英文:
How to average values in list of lists that contain same parameter
问题
我想要对包含相同第一个值的所有列表中的第二个值进行平均,并将这些平均列表转换为一个新的列表。
例如,我想要将这个列表转换成这样:
[['foo', 平均(13+15)],
['bar', 平均(14+16+5)]]
有没有简单的方法来做到这一点?
英文:
I want to average the 2nd values in all lists that contain the same 1st value, and convert these averaged lists into a new list of lists.
For example i want to convert this:
[['foo', 13],
['foo', 15],
['bar', 14],
['bar', 16],
['bar', 5]]
to this:
[['foo', avg(13+15)],
['bar', avg(14+16+5)]]
Any ideas of a simple way to do this?
答案1
得分: 1
from itertools import groupby
from statistics import mean # 3 or greater
# if using 2.7
def mean(x): return sum(x)/len(x)
a = [['foo', 13],
['foo', 15],
['bar', 14],
['bar', 16],
['bar', 5]]
[[key, mean(map(lambda x: x[1], list(group)))] for key, group in groupby(a, lambda x: x[0])]

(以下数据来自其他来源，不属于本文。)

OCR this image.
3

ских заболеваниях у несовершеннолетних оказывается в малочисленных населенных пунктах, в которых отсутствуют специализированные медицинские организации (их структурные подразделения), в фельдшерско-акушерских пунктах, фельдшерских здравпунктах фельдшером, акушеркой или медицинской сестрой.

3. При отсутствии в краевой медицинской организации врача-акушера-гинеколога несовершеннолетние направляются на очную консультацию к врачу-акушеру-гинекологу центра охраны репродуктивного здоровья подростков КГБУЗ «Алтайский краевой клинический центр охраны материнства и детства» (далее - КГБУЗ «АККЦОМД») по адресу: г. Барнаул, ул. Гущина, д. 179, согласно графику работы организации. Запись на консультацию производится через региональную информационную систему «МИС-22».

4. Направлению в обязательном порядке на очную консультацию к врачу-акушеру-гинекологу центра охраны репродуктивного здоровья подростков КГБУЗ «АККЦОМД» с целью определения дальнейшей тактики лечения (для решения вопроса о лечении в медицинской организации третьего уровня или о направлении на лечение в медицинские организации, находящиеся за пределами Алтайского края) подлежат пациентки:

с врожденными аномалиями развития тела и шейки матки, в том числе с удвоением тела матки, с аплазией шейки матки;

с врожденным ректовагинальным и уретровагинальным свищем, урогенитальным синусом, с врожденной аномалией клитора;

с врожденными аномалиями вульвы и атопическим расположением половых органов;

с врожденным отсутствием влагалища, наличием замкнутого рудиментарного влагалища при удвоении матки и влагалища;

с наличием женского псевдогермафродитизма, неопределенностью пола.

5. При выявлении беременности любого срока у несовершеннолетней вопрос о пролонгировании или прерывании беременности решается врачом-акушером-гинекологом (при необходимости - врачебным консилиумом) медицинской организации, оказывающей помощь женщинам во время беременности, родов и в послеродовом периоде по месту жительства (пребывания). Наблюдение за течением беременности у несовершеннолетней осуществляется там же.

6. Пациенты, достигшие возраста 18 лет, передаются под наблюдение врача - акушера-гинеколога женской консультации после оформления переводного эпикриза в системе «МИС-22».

# [['foo', 14], ['bar', 11]]
英文:
from itertools import groupby
from statistics import mean # 3 or greater
# if using 2.7
def mean(x): return sum(x)/len(x)
a = [['foo', 13],
['foo', 15],
['bar', 14],
['bar', 16],
['bar', 5]]
[[key, mean(map(lambda x: x[1], list(group)))] for key, group in groupby(a, lambda x:x[0])]
# [['foo', 14], ['bar', 11]]
Groups the list on the first element then computes the mean. Assumes you have a mean function.
答案2
得分: 0
这应该可以工作。您可以很容易地使用字典来解决这个问题。虽然可能有更好的方法,但这是其中一种方法。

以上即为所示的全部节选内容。